27 Nov : Current global financial crisis is going to have an adverse impact on the pockets of the working class with salaries of millions of people employed around the world expected to be slashed in the next fiscal, according to a new UN report.
"With a slowdown in growth and volatile food and energy prices dampening the real wages of many workers, both poor and middle class, difficult times lie ahead for the world’s 1.5 billion wage-earners," Juan Somavia, Director-General of United Nations International Labour Office (ILO) said.
Tensions could intensify over the pay cuts, the "Global Wage Report 2008/2009 warned, with salaries expected to decline in many countries, including major economies.
The ILO forecasts that real wage growth will reach 1.1 per cent at best next year, with growth in industrialised countries predicted to drop from a slight rise of 0.8 per cent this year to a fall of 0.5 per cent in 2009.

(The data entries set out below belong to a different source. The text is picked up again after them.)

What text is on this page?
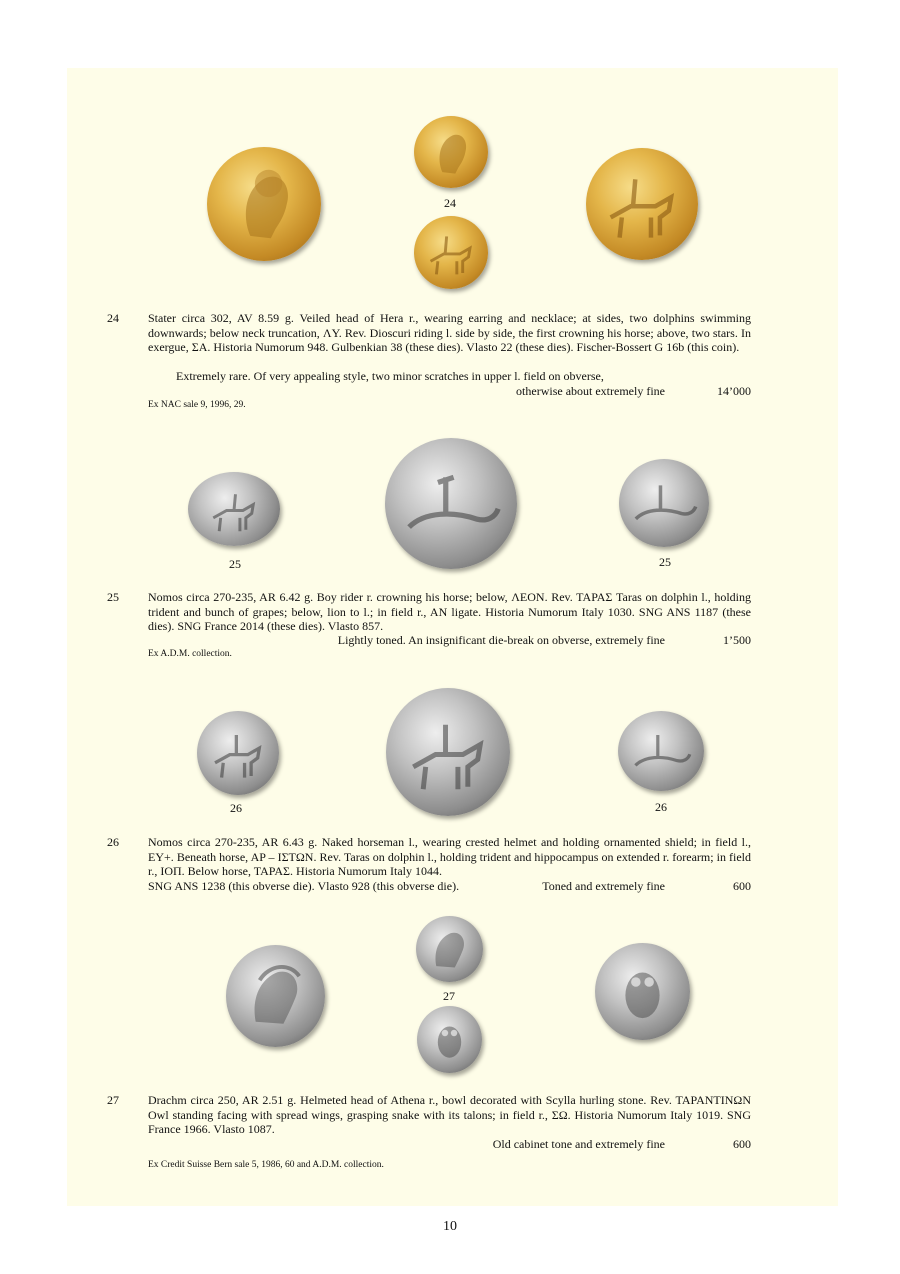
24
24 Stater circa 302, AV 8.59 g. Veiled head of Hera r., wearing earring and necklace; at sides, two dolphins swimming downwards; below neck truncation, ΛY. Rev. Dioscuri riding l. side by side, the first crowning his horse; above, two stars. In exergue, ΣA. Historia Numorum 948. Gulbenkian 38 (these dies). Vlasto 22 (these dies). Fischer-Bossert G 16b (this coin).
Extremely rare. Of very appealing style, two minor scratches in upper l. field on obverse,
otherwise about extremely fine	14’000
Ex NAC sale 9, 1996, 29.
25	25
25 Nomos circa 270-235, AR 6.42 g. Boy rider r. crowning his horse; below, ΛEON. Rev. TAPAΣ Taras on dolphin l., holding trident and bunch of grapes; below, lion to l.; in field r., AN ligate. Historia Numorum Italy 1030. SNG ANS 1187 (these dies). SNG France 2014 (these dies). Vlasto 857.
Lightly toned. An insignificant die-break on obverse, extremely fine	1’500
Ex A.D.M. collection.
26	26
26 Nomos circa 270-235, AR 6.43 g. Naked horseman l., wearing crested helmet and holding ornamented shield; in field l., EY+. Beneath horse, AP – IΣTΩN. Rev. Taras on dolphin l., holding trident and hippocampus on extended r. forearm; in field r., IOΠ. Below horse, TAPAΣ. Historia Numorum Italy 1044.
SNG ANS 1238 (this obverse die). Vlasto 928 (this obverse die).	Toned and extremely fine	600
27
27 Drachm circa 250, AR 2.51 g. Helmeted head of Athena r., bowl decorated with Scylla hurling stone. Rev. TAPANTINΩN Owl standing facing with spread wings, grasping snake with its talons; in field r., ΣΩ. Historia Numorum Italy 1019. SNG France 1966. Vlasto 1087.
Old cabinet tone and extremely fine	600
Ex Credit Suisse Bern sale 5, 1986, 60 and A.D.M. collection.
10
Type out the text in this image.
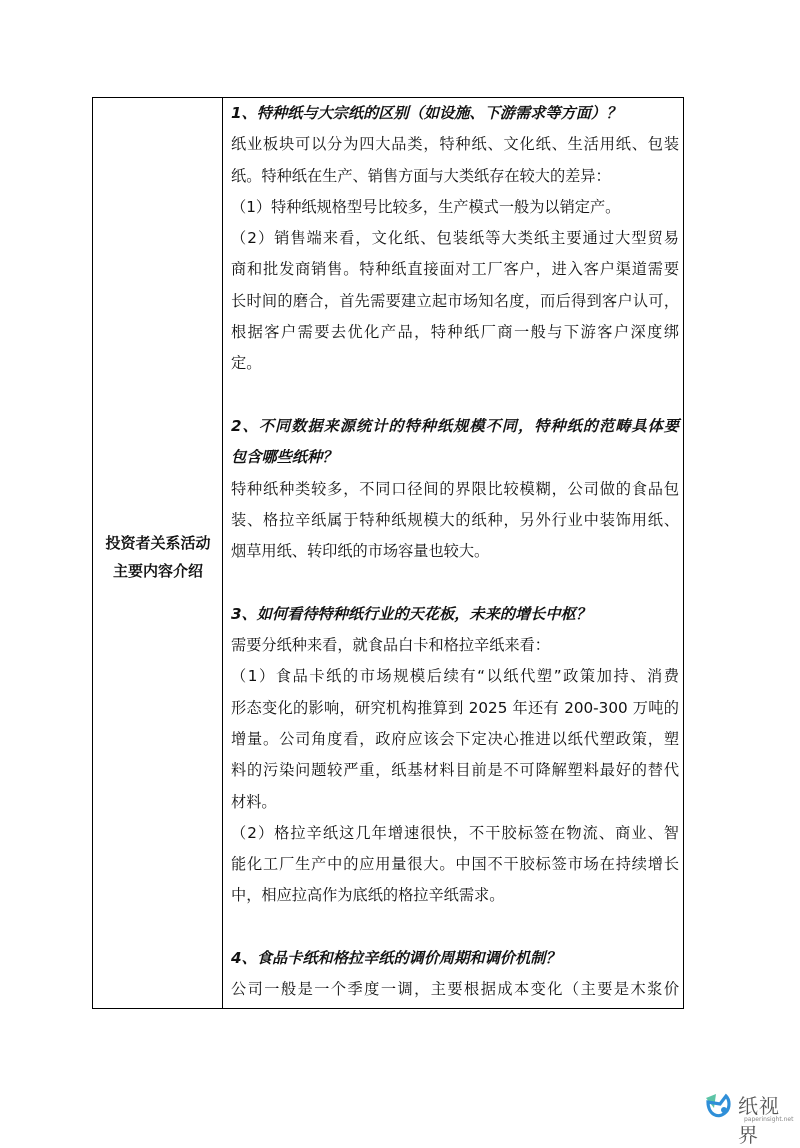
投资者关系活动
主要内容介绍
1、特种纸与大宗纸的区别（如设施、下游需求等方面）？
纸业板块可以分为四大品类，特种纸、文化纸、生活用纸、包装
纸。特种纸在生产、销售方面与大类纸存在较大的差异：
（1）特种纸规格型号比较多，生产模式一般为以销定产。
（2）销售端来看，文化纸、包装纸等大类纸主要通过大型贸易
商和批发商销售。特种纸直接面对工厂客户，进入客户渠道需要
长时间的磨合，首先需要建立起市场知名度，而后得到客户认可，
根据客户需要去优化产品，特种纸厂商一般与下游客户深度绑
定。
2、不同数据来源统计的特种纸规模不同，特种纸的范畴具体要
包含哪些纸种？
特种纸种类较多，不同口径间的界限比较模糊，公司做的食品包
装、格拉辛纸属于特种纸规模大的纸种，另外行业中装饰用纸、
烟草用纸、转印纸的市场容量也较大。
3、如何看待特种纸行业的天花板，未来的增长中枢？
需要分纸种来看，就食品白卡和格拉辛纸来看：
（1）食品卡纸的市场规模后续有“以纸代塑”政策加持、消费
形态变化的影响，研究机构推算到 2025 年还有 200-300 万吨的
增量。公司角度看，政府应该会下定决心推进以纸代塑政策，塑
料的污染问题较严重，纸基材料目前是不可降解塑料最好的替代
材料。
（2）格拉辛纸这几年增速很快，不干胶标签在物流、商业、智
能化工厂生产中的应用量很大。中国不干胶标签市场在持续增长
中，相应拉高作为底纸的格拉辛纸需求。
4、食品卡纸和格拉辛纸的调价周期和调价机制？
公司一般是一个季度一调，主要根据成本变化（主要是木浆价
纸视界
paperinsight.net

The wage downturn comes on the heels of a decade where salaries did not keep pace with economic growth, the agency said.Between 1995 and 2007, wages only rose 0.75 per cent for every 1 per cent of annual GDP growth per capita.
The report also pointed out that the gap between the highest and lowest wages has shot up in more than two-thirds of countries surveyed, in many cases reaching socially unsustainable levels.
Germany, Poland and the United States are among the countries where the disparity between the top and bottom incomes has widened the most.Pointing that the gap in salaries between men and women is still large and narrowing very slowly, the ILO reported that in most nations surveyed, women’s pay averages between 70 and 90 per cent of that of men, but much lower ratios were not uncommon in places such as Asia.